From the government, the MVPMAP is asking for support, protection and incentives, specifically putting a stop to the importation of used vehicles.
Philippine Automotive Federation Inc. (PAFI) president Vicente Mills agreed that government "must have a vision of where it wants the local auto industry to be 10 to 20 years from now."
Mills added that there has to be a joint development of lower entry vehicles from the assemblers principals abroad.
"We need to focus on the development and production of vehicles affordable to Filipinos," Mills stressed.
Rep. Cua cited that one of the Philippines top export industry, aside from electronics, is the automotive industry.
Thus, the revival of the automotive industry should be supported by the government.
However, Cua urged local parts makers to propose strategies for its development.

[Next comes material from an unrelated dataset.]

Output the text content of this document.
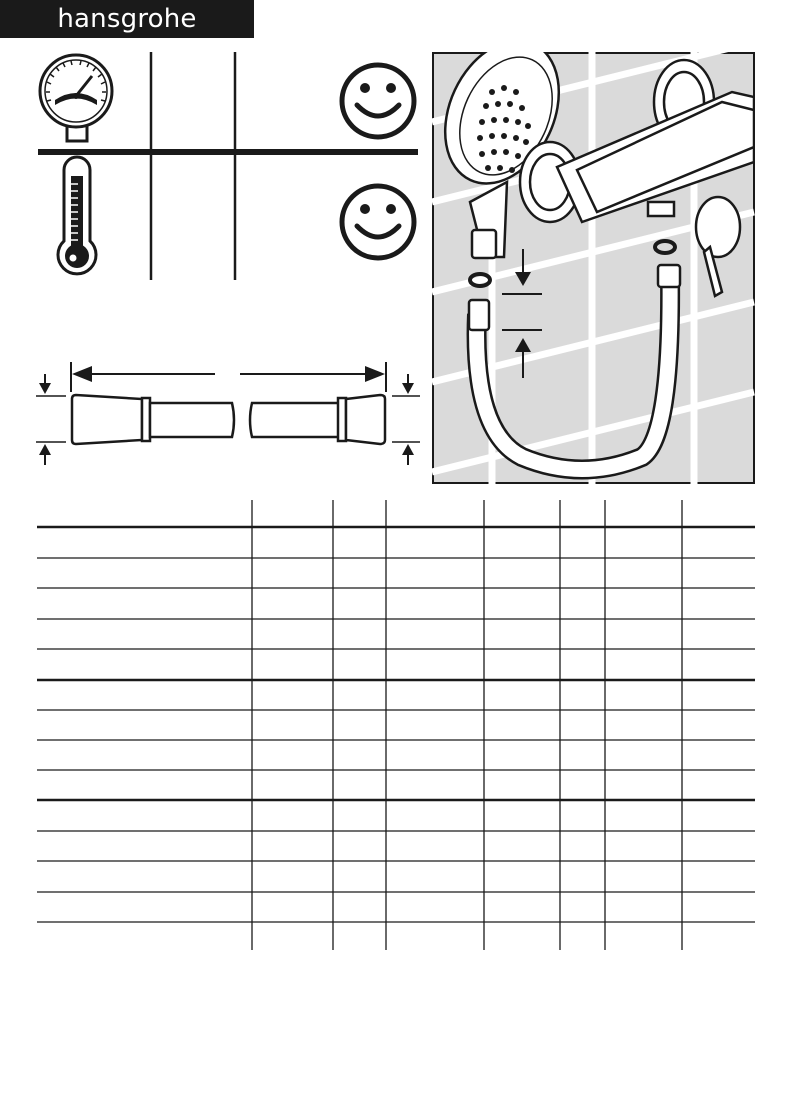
hansgrohe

Sen. Gordon, for his part, encouraged the industry to present to the government development programs and strategies, how to implement them and make them viable.
"They need a voice, they have to let everyone know what is ailing them and what help they need. More importantly, the industry players need to work together to come up with comprehensive plans and programs for the development of the industry," he said.
He addded that if the automotive industry expects to survive in a borderless trade environment, all must close ranks and rebuild the industry one brick at a time.
On the government side, there is a need to consistently implement laws and regulations, especially since, as one participant observed, "the difference between the Philippines and its ASEAN neighbors is the manner by which government policies are being managed and implemented."